Scrape list of URLs contained on a website on a regular basis and compare lists for new/deleted/changed pages.
Begin the process by using a spider to download a URL list for a site. For optimal performance, I recommend using wget
on a current site on a regular basis. If you need to compare to old versions you didn't scrape, or if a site blocks spiders or has a Terms of Service that does not allow spiders, you can use wget
on a Wayback Machine snapshot (slow) or the Ruby gem wayback_machine_downloader
(see caveat below).
To download a list of URLs from a currently available website, such as whitehouse.gov:
wget -r --spider -o output_filename.txt --no-verbose -e robots=off https://www.whitehouse.gov
To download a list of URLs from a Wayback Machine snapshot:
wget -r --spider -o output_filename.txt --no-verbose -e robots=off http://web.archive.org/web/20170120092900/https://www.whitehouse.gov/
To download a list of URLs and most-recent timestamps on a site from Wayback Machine:
wayback_machine_downloader -t 20170122000000 --list https://www.whitehouse.gov > ./output_filename.txt
The -t 20170122000000
option tells the downloader only to consider versions created before midnight (000000
) on January 20, 2017 (20170120
).
Note: If a page on the site links to a page no longer available, this list will return the most recent timestamp for that page. It will not tell you that the page is not part of the website as of that time.

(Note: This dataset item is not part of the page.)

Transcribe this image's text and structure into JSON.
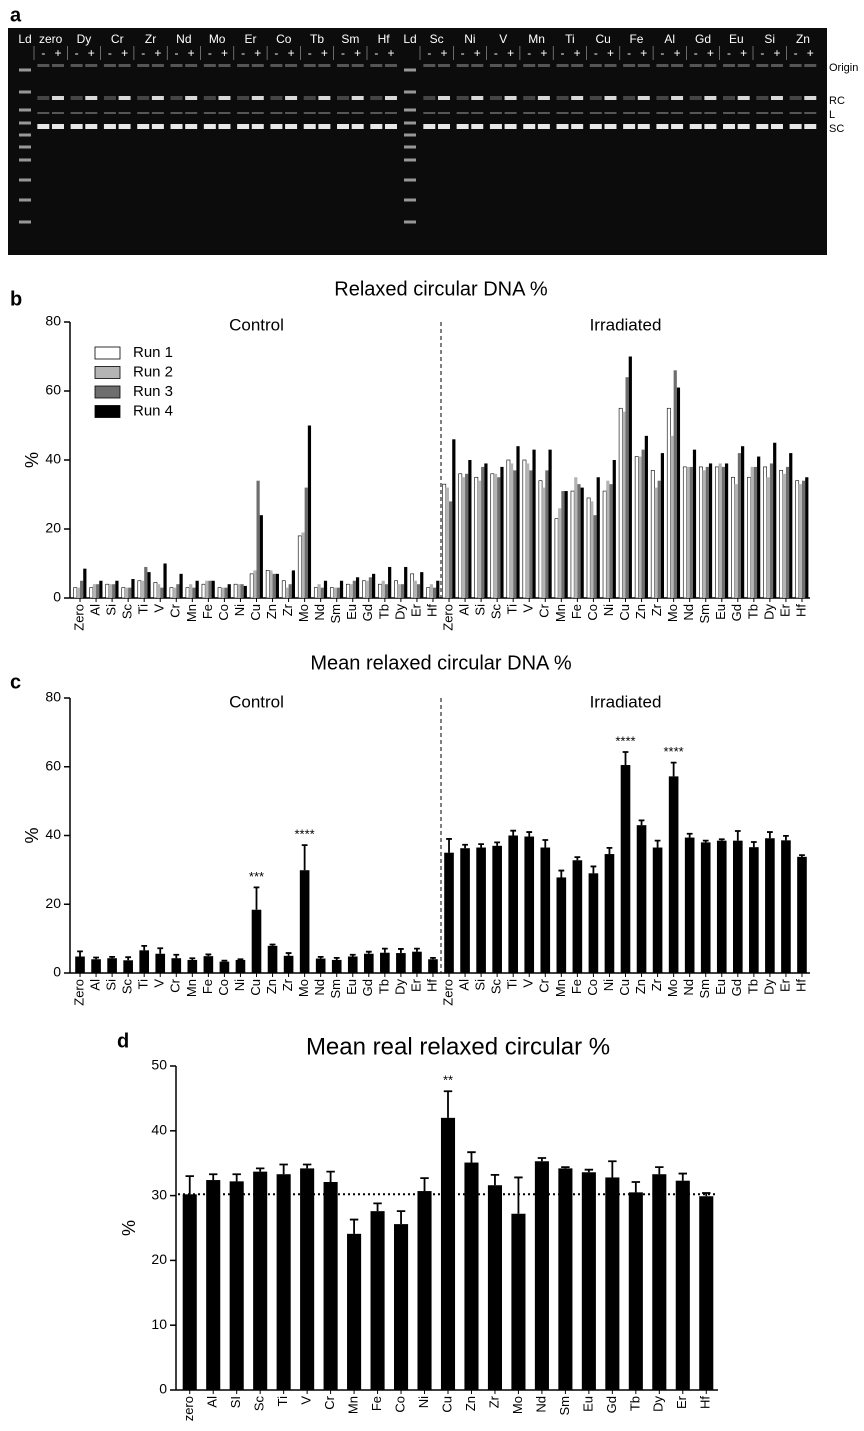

Once you have a text file containing the results of a wget
spider process (above), use clean_url_list_wget.py
to convert the text output into a clean, machine-readable CSV file. Edit the filenames at the top of the script before running.

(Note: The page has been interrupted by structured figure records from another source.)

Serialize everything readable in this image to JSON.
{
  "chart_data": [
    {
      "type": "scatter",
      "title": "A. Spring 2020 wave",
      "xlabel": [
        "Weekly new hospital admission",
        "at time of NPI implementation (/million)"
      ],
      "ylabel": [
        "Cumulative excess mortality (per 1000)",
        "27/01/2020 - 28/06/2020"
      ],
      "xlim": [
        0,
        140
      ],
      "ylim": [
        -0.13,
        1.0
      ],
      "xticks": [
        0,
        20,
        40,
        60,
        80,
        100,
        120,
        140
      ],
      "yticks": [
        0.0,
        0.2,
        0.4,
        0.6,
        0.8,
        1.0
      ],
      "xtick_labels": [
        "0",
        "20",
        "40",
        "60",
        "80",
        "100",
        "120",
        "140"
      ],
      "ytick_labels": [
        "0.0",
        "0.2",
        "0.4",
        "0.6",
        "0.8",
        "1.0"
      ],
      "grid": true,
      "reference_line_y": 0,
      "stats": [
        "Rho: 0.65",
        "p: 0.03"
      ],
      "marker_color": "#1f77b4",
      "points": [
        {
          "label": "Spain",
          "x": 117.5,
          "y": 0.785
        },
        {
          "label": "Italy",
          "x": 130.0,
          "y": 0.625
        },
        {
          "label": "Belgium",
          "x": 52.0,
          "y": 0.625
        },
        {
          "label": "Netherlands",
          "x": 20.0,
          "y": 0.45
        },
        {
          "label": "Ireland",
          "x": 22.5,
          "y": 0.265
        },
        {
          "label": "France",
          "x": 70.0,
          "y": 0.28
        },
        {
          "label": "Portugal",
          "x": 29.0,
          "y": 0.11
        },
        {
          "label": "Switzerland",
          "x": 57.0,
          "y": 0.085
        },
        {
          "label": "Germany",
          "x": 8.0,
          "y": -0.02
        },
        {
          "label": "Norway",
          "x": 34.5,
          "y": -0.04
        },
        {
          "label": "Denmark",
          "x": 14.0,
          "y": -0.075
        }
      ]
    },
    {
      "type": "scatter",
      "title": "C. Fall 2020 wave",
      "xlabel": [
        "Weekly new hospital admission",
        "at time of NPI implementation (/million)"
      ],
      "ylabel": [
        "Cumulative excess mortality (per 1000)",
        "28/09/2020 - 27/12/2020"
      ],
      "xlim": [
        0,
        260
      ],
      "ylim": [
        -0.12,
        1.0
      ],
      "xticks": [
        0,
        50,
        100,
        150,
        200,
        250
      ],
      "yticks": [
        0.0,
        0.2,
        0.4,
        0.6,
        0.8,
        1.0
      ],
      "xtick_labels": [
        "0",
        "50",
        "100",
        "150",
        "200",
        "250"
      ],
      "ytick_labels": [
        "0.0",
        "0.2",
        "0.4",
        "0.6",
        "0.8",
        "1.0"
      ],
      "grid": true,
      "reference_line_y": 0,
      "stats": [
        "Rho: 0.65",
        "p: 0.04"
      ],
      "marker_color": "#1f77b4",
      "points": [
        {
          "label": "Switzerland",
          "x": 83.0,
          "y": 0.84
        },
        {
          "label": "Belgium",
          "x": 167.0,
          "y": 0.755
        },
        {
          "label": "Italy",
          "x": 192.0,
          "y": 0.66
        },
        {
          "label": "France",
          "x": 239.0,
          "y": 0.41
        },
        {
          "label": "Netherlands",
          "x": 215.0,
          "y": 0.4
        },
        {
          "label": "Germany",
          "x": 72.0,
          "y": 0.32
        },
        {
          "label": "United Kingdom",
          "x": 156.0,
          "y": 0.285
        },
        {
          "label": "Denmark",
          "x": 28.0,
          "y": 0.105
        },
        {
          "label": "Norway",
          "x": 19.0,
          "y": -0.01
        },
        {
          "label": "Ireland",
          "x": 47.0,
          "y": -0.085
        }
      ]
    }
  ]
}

Use the above spider command to download timestamps for page changes using wayback_machine_downloader
. The timestamp put in the script should be the timestamp of the second scrape. Format: YYYYMMDDHHMMSS
(UTC time).
When you have cleaned the URL list output of two different spider processes on a site and the Wayback Machine timestamps, use compare_two_lists.py
to check for which URLs are in both sites, added or deleted between sites, and then check the Wayback Machine to see if any of the URLs in both sites have changed. Will output text files for each of those checks. Edit the filenames and timestamps at the top of the script before running.

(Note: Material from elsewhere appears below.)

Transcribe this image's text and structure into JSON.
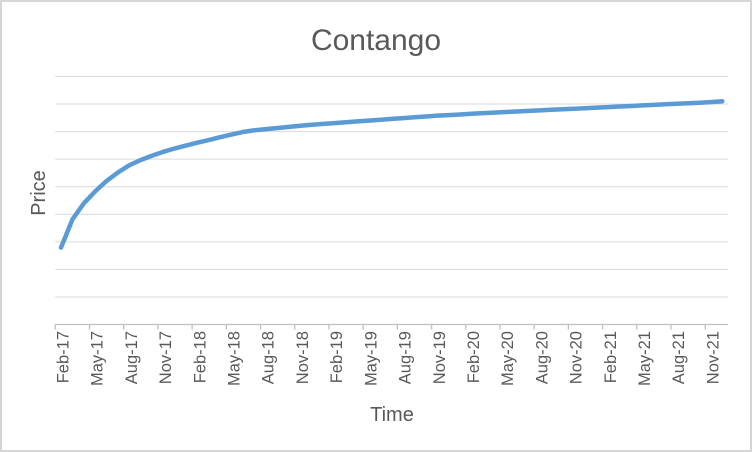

- Deepen the levels of scraping for the spider scripts, re-run on whitehouse.gov to test.
- Create a script that will take the output of a scrape comparison and make it into a Jekyll/GitHub Pages blog post.
- Add a shell script to make the entire process more automatic.
- Add a cron job to run the process regularly on multiple websites and automatically publish blog posts.
- Test on other sites and refine the model.
- Optimize/troubleshoot the diff-checking process.